The corresponding effect on the thermal power limit is shown (Fig. 17); the thermal capacity is shown for three typical operation speeds, with the standard thermal power limit as 100% reference. The new cooling options result in considerably higher thermal capacities. Concept 1 is up to 20% better than the standard solution; even better, concept 2 up to 33%.
Figure 17 Improvements in thermal capacity.
Conclusion
The studies on hand have shown that it is possible to simulate the complex, thermal behavior of a gear unit with good accuracy and enables improvement of heat dissipation. Basically two different approaches have been investigated. Longer covers and more effective fans are the focus here. These simple but purposeful changes to the designs of the fans and the air guiding covers lead to significantly higher thermal power limits — up to 33% in the investigated example. These power limits have been validated on a test bench where the reliability of the computational fluid dynamics simulation technique has been reliably demonstrated. CFD is a powerful tool enabling prediction of a gearbox’s temperature under consideration of the oil distribution inside and the airflow around the gearbox. Improvements demonstrated here for one type of gearbox can be transferred to several products. At Siemens Mechanical Drives, new and revised products are already profiting from the use of CFD. 
References
- N.N., Gears — Thermal Capacity; Part 2: Thermal Load-Carrying Capacity; ISO Copyright Office Case Postale 56; CH-1211 Geneva 20.
- Mauz, W. “Hydraulische Verluste von Stirnradgetrieben bei Umfangsgeschwindigkeiten bis 60 m/s,” Diss. Universität Stuttgart, 1987.
- Verein Deutscher Ingenieure: VDI-Wärmeatlas; 10. Auflage; Springer-Verlag, Berlin, 2010.
Björn Bauer, Dr.-Ing., is a gearbox specialist with focus on development of wind turbine and industrial gearboxes at Flender GmbH. His background is focused on drive technology, having received his Ph.D. in 2010 for research on smart actuators in drivetrain elements like gearboxes and couplings. Beginning in 2010 he was heading different groups in the area of gearbox development for wind turbines at Bosch Rexroth (2010–2014). Bauer later headed the department of product development for industrial gearboxes at Flender GmbH (2014–2018) — a Siemens Company with focus on the development of standard and application-specific gearboxes.
Ralf Hambrecht, Dr.-Ing., is head of drive systems at Winergy. After studying mechanical engineering at the Friedrich-Alexander University in Erlangen-Nürnberg, he worked at the Chair of Engineering Design and received a PhD for his research activities on wear prediction in roller bearings. Further on, Hambrecht worked for Schaeffler as head of bearing and vehicle applications testing, for Senvion as head of engineering for mechanical design, and for ZF Windpower as CTO.
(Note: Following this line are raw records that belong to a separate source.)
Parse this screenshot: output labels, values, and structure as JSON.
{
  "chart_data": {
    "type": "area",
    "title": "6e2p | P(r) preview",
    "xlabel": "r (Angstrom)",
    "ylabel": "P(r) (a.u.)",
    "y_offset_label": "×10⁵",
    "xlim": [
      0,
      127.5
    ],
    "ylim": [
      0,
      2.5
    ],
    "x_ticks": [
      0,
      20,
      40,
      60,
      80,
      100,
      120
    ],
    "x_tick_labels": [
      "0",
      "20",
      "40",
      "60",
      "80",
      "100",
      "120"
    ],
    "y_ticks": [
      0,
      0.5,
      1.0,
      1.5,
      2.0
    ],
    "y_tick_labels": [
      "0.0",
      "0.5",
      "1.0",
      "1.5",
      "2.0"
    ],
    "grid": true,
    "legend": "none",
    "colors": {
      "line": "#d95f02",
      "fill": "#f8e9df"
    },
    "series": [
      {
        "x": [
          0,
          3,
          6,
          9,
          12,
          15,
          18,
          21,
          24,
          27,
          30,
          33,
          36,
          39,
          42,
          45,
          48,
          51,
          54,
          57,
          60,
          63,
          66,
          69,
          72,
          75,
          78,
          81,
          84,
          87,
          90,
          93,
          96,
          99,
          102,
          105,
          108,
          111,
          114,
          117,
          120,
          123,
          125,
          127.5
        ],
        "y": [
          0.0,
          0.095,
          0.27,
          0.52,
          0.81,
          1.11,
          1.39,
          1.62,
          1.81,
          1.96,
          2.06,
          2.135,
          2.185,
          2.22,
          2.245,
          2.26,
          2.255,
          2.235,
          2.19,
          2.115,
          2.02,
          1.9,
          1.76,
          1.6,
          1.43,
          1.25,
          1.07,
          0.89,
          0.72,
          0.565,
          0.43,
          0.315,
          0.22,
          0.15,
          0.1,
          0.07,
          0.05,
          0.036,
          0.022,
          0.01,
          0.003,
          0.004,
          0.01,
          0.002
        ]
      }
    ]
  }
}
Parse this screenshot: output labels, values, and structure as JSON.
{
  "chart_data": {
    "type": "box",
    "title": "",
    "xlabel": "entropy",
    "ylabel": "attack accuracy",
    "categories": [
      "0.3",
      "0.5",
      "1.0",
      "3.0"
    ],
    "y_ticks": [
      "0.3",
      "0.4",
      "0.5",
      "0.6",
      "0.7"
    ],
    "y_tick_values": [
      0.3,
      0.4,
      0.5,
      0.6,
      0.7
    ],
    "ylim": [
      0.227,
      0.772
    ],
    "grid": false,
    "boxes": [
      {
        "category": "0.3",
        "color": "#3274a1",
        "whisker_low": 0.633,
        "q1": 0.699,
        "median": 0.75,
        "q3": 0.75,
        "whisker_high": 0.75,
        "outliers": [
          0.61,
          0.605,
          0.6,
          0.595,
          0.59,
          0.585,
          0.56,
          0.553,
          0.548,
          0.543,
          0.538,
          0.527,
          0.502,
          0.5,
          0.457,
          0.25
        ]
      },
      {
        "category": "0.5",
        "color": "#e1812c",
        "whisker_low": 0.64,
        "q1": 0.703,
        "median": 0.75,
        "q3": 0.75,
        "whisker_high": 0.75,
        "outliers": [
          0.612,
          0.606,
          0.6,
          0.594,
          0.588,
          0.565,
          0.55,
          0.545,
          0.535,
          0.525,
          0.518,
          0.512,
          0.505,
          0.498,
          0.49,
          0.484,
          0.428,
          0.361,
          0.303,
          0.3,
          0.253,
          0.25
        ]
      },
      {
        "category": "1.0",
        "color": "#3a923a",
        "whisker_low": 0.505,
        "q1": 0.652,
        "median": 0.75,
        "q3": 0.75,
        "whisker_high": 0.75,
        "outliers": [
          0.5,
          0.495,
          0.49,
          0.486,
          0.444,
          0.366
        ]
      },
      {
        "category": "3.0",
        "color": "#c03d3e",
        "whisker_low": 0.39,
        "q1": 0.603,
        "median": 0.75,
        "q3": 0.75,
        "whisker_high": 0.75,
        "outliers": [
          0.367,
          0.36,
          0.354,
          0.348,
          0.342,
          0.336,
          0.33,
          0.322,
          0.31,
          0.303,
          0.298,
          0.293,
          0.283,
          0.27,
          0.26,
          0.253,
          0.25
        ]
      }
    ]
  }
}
Andreas A. Kube, Dipl.-Ing., received his diploma (2005) in mechanical engineering with a focus on IT at the RWTH Aachen University. From 2005 to 2011 he developed simulation software for machine dynamics at the RWTH Aachen Institute for Machine Elements and Machine Design (IME), where he led the group machine dynamics and software development. In 2011 he joined Siemens Mechanical Drives as a simulation engineer. Until 2018, he was responsible for setting up and managing the system engineering department. Today Kube works as a PLM solution architect at Flender GmbH.
Simon Becka, M.Eng., received his bachelor of engineering (2009) and master’s degree (2012) in mechanical engineering at the University of Applied Sciences Aachen. From 2009 to 2012 he was a design engineer at Assmann Ingenieurdienste Aachen. He was project manager for DTC- and PLM-projects at Flender GmbH (2015 to 2017) and lecturer at the FOM University (2015 to 2018). Since 2012 he has worked a calculation engineer (FEM and CFD) at Flender GmbH and specializes in simulating the thermal behavior of gear units. By simulating flows inside and outside the gearboxes, Becka is permanently focused on trying to increase their thermal power density.
This paper was first presented at the International VDI Conference on Gears 2017, Garching/Munich [VDI-Berichte 2294, 2017, VDI Verlag GmbH] and is reprinted here with VDI approval.